Figure 7. Fibrin induces ROS generation in microglia.

(a) In vivo imaging of microglial clusters (green) in the spinal cord of Cx3cr1^GFP/+ EAE-challenged mice after 2 daily i.v. injections of the superoxide indicator dihydroethidium (DHE, red). A significant increase of DHE signal was detected within clustered areas (blue dotted line) compared with neighboring non-clustered areas in the same animals at the peak of EAE, as well as to healthy controls. White dotted lines outline blood vessels. Bar graph represents mean±s.e.m. from n=4 mice (*P<0.05, Mann–Whitney test). Scale bar, 20 μm. (b) H₂O₂ production shown by the PYME probe (green) in BV2 microglia labeled with IsoB4 (red) after treatment with fibrin D-dimer. Quantification of cells positive for H₂O₂ expressed as a percentage of total cell number. Values are mean±s.e.m. from untreated, n=6 wells, 1481 cells counted; fibrin D-dimer, n=7 wells, 1172 cells counted, **P<0.01 (Mann–Whitney test).
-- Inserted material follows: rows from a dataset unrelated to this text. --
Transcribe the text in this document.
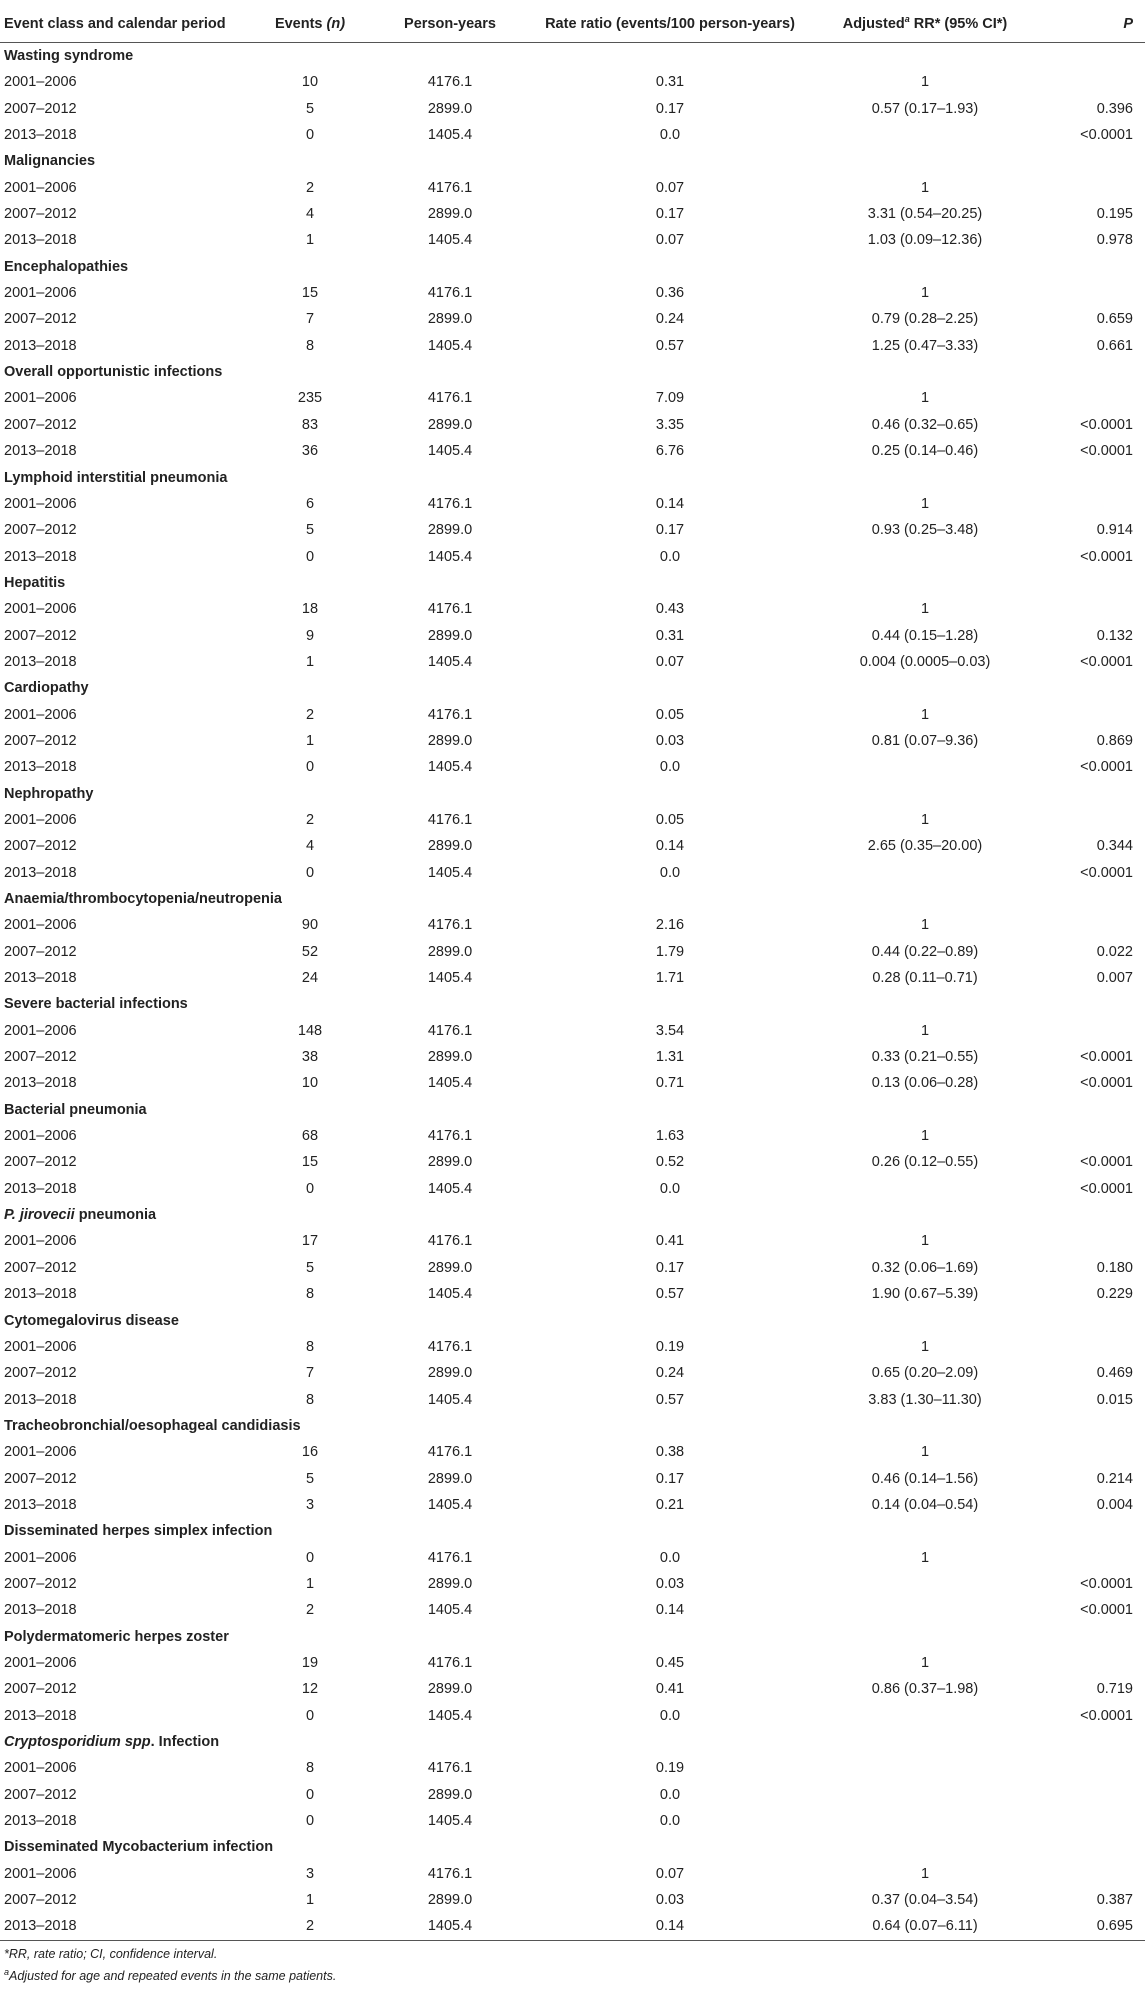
Event class and calendar period	Events (n)	Person-years	Rate ratio (events/100 person-years)	Adjusted$^a$ RR* (95% CI*)	P
Wasting syndrome					
2001–2006	10	4176.1	0.31	1	
2007–2012	5	2899.0	0.17	0.57 (0.17–1.93)	0.396
2013–2018	0	1405.4	0.0		<0.0001
Malignancies					
2001–2006	2	4176.1	0.07	1	
2007–2012	4	2899.0	0.17	3.31 (0.54–20.25)	0.195
2013–2018	1	1405.4	0.07	1.03 (0.09–12.36)	0.978
Encephalopathies					
2001–2006	15	4176.1	0.36	1	
2007–2012	7	2899.0	0.24	0.79 (0.28–2.25)	0.659
2013–2018	8	1405.4	0.57	1.25 (0.47–3.33)	0.661
Overall opportunistic infections					
2001–2006	235	4176.1	7.09	1	
2007–2012	83	2899.0	3.35	0.46 (0.32–0.65)	<0.0001
2013–2018	36	1405.4	6.76	0.25 (0.14–0.46)	<0.0001
Lymphoid interstitial pneumonia					
2001–2006	6	4176.1	0.14	1	
2007–2012	5	2899.0	0.17	0.93 (0.25–3.48)	0.914
2013–2018	0	1405.4	0.0		<0.0001
Hepatitis					
2001–2006	18	4176.1	0.43	1	
2007–2012	9	2899.0	0.31	0.44 (0.15–1.28)	0.132
2013–2018	1	1405.4	0.07	0.004 (0.0005–0.03)	<0.0001
Cardiopathy					
2001–2006	2	4176.1	0.05	1	
2007–2012	1	2899.0	0.03	0.81 (0.07–9.36)	0.869
2013–2018	0	1405.4	0.0		<0.0001
Nephropathy					
2001–2006	2	4176.1	0.05	1	
2007–2012	4	2899.0	0.14	2.65 (0.35–20.00)	0.344
2013–2018	0	1405.4	0.0		<0.0001
Anaemia/thrombocytopenia/neutropenia					
2001–2006	90	4176.1	2.16	1	
2007–2012	52	2899.0	1.79	0.44 (0.22–0.89)	0.022
2013–2018	24	1405.4	1.71	0.28 (0.11–0.71)	0.007
Severe bacterial infections					
2001–2006	148	4176.1	3.54	1	
2007–2012	38	2899.0	1.31	0.33 (0.21–0.55)	<0.0001
2013–2018	10	1405.4	0.71	0.13 (0.06–0.28)	<0.0001
Bacterial pneumonia					
2001–2006	68	4176.1	1.63	1	
2007–2012	15	2899.0	0.52	0.26 (0.12–0.55)	<0.0001
2013–2018	0	1405.4	0.0		<0.0001
P. jirovecii pneumonia					
2001–2006	17	4176.1	0.41	1	
2007–2012	5	2899.0	0.17	0.32 (0.06–1.69)	0.180
2013–2018	8	1405.4	0.57	1.90 (0.67–5.39)	0.229
Cytomegalovirus disease					
2001–2006	8	4176.1	0.19	1	
2007–2012	7	2899.0	0.24	0.65 (0.20–2.09)	0.469
2013–2018	8	1405.4	0.57	3.83 (1.30–11.30)	0.015
Tracheobronchial/oesophageal candidiasis					
2001–2006	16	4176.1	0.38	1	
2007–2012	5	2899.0	0.17	0.46 (0.14–1.56)	0.214
2013–2018	3	1405.4	0.21	0.14 (0.04–0.54)	0.004
Disseminated herpes simplex infection					
2001–2006	0	4176.1	0.0	1	
2007–2012	1	2899.0	0.03		<0.0001
2013–2018	2	1405.4	0.14		<0.0001
Polydermatomeric herpes zoster					
2001–2006	19	4176.1	0.45	1	
2007–2012	12	2899.0	0.41	0.86 (0.37–1.98)	0.719
2013–2018	0	1405.4	0.0		<0.0001
Cryptosporidium spp. Infection					
2001–2006	8	4176.1	0.19		
2007–2012	0	2899.0	0.0		
2013–2018	0	1405.4	0.0		
Disseminated Mycobacterium infection					
2001–2006	3	4176.1	0.07	1	
2007–2012	1	2899.0	0.03	0.37 (0.04–3.54)	0.387
2013–2018	2	1405.4	0.14	0.64 (0.07–6.11)	0.695
*RR, rate ratio; CI, confidence interval.
$^a$Adjusted for age and repeated events in the same patients.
Real-time PCR of iNOS gene expression in BV2 cell extracts upon fibrinogen treatment. n=2 independent experiments performed in triplicates, *P<0.05 (Mann–Whitney test). Scale bar, 50 μm.
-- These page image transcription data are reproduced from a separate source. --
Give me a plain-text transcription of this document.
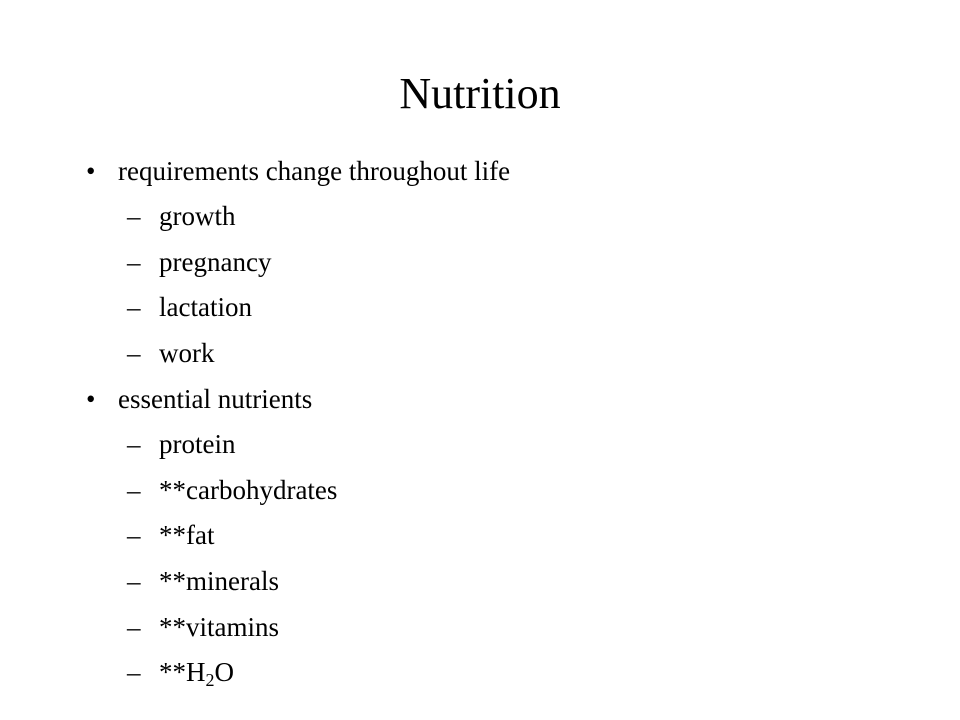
Nutrition
• requirements change throughout life
– growth
– pregnancy
– lactation
– work
• essential nutrients
– protein
– **carbohydrates
– **fat
– **minerals
– **vitamins
– $**H_2O$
Figure 8. Fibrinogen mediates perivascular microglial clustering and axonal damage via CD11b/CD18.

(a) In vivo imaging of Cx3cr1^GFP/+Fib^γ390-396A mice at the peak of EAE (n=6) shows fewer perivascular clusters (top) and significantly less SMI-32 immunoreactivity (bottom) than in Cx3cr1^GFP/+Fib^+/+ controls (n=9). Correlated histology was performed in the same spinal cord areas in the mice that were previously imaged in vivo. Values are mean±s.e.m. *P<0.05 (Mann–Whitney test). Scale bars, top: 10 μm; bottom: 50 μm. (b) Schematic illustration and working model of the dynamic responses of perivascular microglia and pial macrophages to BBB disruption and their contribution to axonal damage in neuroinflammatory disease. In the healthy CNS, microglia are evenly distributed and stochastically extend and retract their processes. In EAE mice before the onset of neurological symptoms fibrinogen leaks in the CNS, triggering microglial process extension and cell body accumulation toward the vasculature. At the peak of disease, microglial clustering around the vasculature occurs almost exclusively in areas of fibrin deposition and is associated with axonal damage and release of ROS by microglia. Fibrinogen signaling via the CD11b/CD18 integrin receptor is required for the formation of perivascular clusters and the development of axonal damage.